Writes the dictionary, either specifying the filetype or autodetecting it from the specified filename.

Parameters:

filename – Name of file to write, or “-” for stdout (in which case the filetype is forced to TSV).
filetype – File type as one of .ods, .tsv, or .xlsx; alternatively, use None to autodetect from the filename.

class crate_anon.anonymise.dd.ScrubSourceFieldInfo(is_mpid: bool, is_patient: bool, recurse: bool, required_scrubber: bool, scrub_method: crate_anon.anonymise.constants.ScrubMethod, signature: str, value_fieldname: str)[source]

__init__(is_mpid: bool, is_patient: bool, recurse: bool, required_scrubber: bool, scrub_method: ScrubMethod, signature: str, value_fieldname: str) → None

crate_anon.anonymise.dd.ensure_no_source_type_mismatch(ddr: DataDictionaryRow, config_sqlatype: TypeEngine | String, primary_pid: bool = True) → None[source]

Ensure that the source column type of a data dictionary row is compatible with what’s expected from the config.
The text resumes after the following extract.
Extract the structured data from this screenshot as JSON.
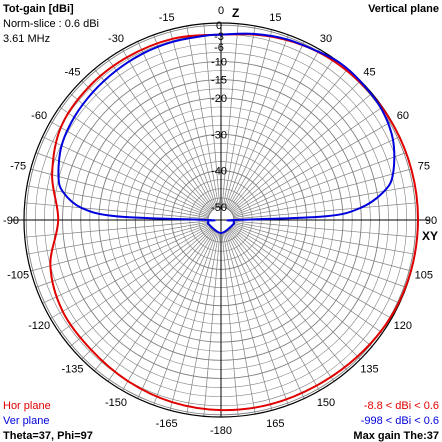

We check this only for specific type of column (PID, MPID), because we need to know their data types concretely for the secret mapping table. The question is not whether the types are the same, but whether the value will fit into the config-determined type (for example, it’s OK to convert an integer to a long-enough string but necessarily not the other way round).

Parameters:

ddr – Data dictionary row.
config_sqlatype – SQLAlchemy column type that would be expected based on the current config.
primary_pid – Is this the main PID field? If false, it’s the MPID.